Chairman Ajit Pai has acted on other frequencies amid opposition from government agencies and other incumbents. The FCC faced broad objections on its 6 GHz order last week. The Department of Education objected to the 2.5 GHz order and DOD to the Ligado order. In each case, the FCC moved forward. Pai likely would have support of the other commissioners, officials said. The FCC didn't comment.
The American Association of State Highway Transportation Officials “remains optimistic that the FCC will continue to preserve” the band for safety, emailed Matthew Hardy, program director-planning and performance management. “Last week’s pledge by the Alliance for Automotive Innovation to install five million connected vehicle radios in new passenger vehicles makes a strong case for preserving the entire 5.9 GHz spectrum for the safety and mobility purposes it was intended for,” he said.
Wi-Fi advocates expect a vote. “The 5.9 GHz band, in combination with the adjacent band, would offer a contiguous block of unlicensed spectrum that could accommodate wider Wi-Fi channels and, thereby, enable the existing 5 GHz Wi-Fi ecosystem to timely deliver much needed broadband connectivity,” said Alex Roytblat, Wi-Fi Alliance senior director-regulatory affairs.

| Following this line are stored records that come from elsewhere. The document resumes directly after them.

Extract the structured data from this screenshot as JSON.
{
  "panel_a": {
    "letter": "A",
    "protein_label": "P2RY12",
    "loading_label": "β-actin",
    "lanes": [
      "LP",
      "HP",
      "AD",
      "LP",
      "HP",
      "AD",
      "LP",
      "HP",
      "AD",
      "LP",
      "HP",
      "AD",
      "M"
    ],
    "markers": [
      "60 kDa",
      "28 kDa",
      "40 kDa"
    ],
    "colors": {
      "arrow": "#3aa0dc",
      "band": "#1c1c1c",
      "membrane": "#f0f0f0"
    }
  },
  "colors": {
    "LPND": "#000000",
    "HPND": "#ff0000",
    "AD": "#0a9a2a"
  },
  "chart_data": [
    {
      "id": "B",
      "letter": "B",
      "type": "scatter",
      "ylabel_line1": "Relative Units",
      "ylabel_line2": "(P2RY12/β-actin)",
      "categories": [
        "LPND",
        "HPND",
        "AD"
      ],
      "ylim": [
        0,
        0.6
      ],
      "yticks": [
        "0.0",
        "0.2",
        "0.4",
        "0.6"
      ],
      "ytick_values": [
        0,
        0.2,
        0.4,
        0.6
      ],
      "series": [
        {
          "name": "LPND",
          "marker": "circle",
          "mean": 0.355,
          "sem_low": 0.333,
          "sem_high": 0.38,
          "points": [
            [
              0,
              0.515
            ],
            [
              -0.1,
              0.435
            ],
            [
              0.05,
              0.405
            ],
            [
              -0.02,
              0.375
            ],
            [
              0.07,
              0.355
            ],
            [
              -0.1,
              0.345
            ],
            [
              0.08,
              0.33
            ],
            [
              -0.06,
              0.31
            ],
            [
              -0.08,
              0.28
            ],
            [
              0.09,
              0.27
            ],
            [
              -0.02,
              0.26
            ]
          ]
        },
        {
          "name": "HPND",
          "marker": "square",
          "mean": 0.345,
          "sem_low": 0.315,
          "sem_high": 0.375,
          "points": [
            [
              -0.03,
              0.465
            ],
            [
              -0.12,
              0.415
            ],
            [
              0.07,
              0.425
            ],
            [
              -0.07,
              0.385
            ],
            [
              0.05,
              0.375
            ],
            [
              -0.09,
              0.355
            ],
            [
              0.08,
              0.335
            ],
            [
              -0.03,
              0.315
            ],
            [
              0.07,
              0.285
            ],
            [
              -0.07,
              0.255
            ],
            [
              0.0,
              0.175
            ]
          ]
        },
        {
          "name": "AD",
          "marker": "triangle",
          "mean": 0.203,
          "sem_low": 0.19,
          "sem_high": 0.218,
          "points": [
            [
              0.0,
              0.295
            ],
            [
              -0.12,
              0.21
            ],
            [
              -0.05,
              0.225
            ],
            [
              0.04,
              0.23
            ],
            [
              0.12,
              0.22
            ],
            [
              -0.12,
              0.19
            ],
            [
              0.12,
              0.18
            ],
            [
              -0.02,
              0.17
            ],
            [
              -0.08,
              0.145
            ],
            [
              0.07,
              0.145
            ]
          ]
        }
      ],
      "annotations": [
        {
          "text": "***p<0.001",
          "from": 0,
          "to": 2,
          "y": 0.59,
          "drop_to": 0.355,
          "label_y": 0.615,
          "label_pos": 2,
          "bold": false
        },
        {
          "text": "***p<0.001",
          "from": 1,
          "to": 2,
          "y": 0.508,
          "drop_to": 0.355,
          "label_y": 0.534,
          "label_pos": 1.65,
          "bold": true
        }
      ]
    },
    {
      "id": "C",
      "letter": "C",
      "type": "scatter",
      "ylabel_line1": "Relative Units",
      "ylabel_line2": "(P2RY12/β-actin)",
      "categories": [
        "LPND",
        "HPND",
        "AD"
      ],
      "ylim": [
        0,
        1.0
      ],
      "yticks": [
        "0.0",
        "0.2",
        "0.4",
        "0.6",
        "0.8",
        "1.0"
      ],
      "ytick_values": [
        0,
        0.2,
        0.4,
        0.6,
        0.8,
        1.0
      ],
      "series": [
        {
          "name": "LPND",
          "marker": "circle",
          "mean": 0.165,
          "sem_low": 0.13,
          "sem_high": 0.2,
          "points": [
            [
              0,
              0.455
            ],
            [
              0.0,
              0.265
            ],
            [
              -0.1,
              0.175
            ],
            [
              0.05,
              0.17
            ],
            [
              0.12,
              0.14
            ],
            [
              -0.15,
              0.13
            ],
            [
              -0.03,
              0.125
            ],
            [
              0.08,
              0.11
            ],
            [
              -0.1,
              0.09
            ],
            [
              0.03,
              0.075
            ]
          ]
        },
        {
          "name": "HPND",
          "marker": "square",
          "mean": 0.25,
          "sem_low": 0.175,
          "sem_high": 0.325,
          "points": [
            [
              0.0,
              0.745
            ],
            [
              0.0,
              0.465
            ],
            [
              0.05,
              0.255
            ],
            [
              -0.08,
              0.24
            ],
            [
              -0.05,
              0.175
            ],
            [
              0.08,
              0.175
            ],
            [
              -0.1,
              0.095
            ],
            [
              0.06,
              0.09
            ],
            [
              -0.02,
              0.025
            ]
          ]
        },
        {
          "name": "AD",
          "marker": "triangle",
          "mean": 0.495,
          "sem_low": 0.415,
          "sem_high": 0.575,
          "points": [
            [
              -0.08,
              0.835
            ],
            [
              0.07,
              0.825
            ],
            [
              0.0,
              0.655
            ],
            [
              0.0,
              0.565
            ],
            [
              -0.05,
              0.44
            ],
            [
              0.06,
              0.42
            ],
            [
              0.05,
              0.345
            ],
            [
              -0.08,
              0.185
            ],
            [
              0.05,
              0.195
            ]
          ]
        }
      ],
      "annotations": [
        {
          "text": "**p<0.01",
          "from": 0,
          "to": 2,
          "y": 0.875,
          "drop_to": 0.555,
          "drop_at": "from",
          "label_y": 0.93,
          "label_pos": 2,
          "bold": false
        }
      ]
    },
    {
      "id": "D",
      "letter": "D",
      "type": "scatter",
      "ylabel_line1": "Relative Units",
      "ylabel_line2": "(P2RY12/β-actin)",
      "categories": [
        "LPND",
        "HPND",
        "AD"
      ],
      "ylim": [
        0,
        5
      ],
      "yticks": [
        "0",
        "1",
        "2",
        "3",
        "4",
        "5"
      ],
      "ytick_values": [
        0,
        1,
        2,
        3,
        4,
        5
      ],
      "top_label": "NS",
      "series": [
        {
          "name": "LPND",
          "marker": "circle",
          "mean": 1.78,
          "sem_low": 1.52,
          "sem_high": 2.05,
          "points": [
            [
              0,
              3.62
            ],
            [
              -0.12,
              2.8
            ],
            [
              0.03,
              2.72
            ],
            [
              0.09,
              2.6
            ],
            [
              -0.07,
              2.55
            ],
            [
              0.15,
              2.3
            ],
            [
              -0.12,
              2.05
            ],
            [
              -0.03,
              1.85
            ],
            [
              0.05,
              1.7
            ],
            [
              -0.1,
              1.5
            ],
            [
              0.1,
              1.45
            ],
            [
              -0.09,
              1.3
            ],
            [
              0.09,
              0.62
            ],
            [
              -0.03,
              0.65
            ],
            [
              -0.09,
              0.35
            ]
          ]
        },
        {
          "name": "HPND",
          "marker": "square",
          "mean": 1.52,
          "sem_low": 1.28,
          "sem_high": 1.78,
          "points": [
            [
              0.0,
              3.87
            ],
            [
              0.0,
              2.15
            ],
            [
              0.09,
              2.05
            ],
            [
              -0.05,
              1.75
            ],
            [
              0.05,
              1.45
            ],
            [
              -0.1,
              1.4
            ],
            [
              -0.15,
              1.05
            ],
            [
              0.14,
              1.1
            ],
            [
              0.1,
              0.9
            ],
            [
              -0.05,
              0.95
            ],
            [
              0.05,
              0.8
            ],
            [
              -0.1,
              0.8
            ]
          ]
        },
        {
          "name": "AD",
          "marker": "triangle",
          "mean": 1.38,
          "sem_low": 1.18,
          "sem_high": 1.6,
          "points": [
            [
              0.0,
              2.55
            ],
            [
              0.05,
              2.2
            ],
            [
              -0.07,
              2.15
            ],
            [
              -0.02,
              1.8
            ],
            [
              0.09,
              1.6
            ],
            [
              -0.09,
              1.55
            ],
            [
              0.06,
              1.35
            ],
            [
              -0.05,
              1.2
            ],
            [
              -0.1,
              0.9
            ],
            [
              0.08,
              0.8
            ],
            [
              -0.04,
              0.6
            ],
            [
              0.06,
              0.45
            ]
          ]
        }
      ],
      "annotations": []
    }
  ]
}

“The Pai-era commission has been perhaps the most productive ever in pushing more spectrum out into the market place, and that includes licensed and unlicensed,” emailed Cooley’s Robert McDowell, a former commissioner: “A lot of these initiatives were on the drawing board or well under way long before the COVID crisis, although the sense of urgency due to COVID has become an added atmospheric coloring almost any policy proposal that was already or potentially moving in Washington.”
“Agency after agency … has stepped in to block releasing more spectrum into the market,” said Deborah Collier, Citizens Against Government Waste vice president-policy and government affairs. “The FCC has the authority and the responsibility to take decisive action, and CAGW supports the agency’s actions to counteract attempts to slow-walk regulatory proceedings that are clearly in the public interest.” The FCC must “establish timelines and deadlines with respect to interaction with government agencies and ultimately weigh engineering evidence to reach final decisions that help maintain America’s competitive edge in the race to 5G,” she said.
The auto industry had “20 years to figure out how to use this spectrum and now they are asking for an additional five years,” said Shane Tews, American Enterprise Institute visiting fellow. “I'm anti-spectrum hoarders in general,” she said: “The auto industry needs to get up to speed with the technology on the horizon and give up their sunk cost on this and move forward.”
“If there is one thing that the FCC has made clear with the Ligado decision and the 6 GHz decision it's that it is no longer interested in trying to placate folks who don't have a real engineering case,” said Public Knowledge Senior Vice President Harold Feld: “In both cases, the FCC took steps to address the real interference concerns, and finally got tired of endless delays by folks making claims without substantial evidence.”
The FCC “will probably just go forward with the proposal largely as written,” said Jeffrey Westling, R Street Institute fellow. The U.S. has one of the largest vehicle safety allocations in the 5.9 GHz band, he noted. “Other countries get by with less,” Westling said: “Instead of worry about finding where to move vehicle safety, it would be much easier to just keep them where they have been while still creating the 160 MHz unlicensed channel that can be utilized more quickly than 6 GHz."
“The underlying DSRC technology is based on legacy radios that,” according to Transportation Department studies, “have significant performance problems and auto companies have largely avoided installing it on cars,” said Mercatus Center Senior Research Fellow Brent Skorup. State departments of transportation don’t have the money or personnel to build and maintain an extensive roadside intelligent transportation system network, he said. “The 5.9 GHz band is largely vacant and hasn’t lived up to the 1999 optimism for ITS technology.”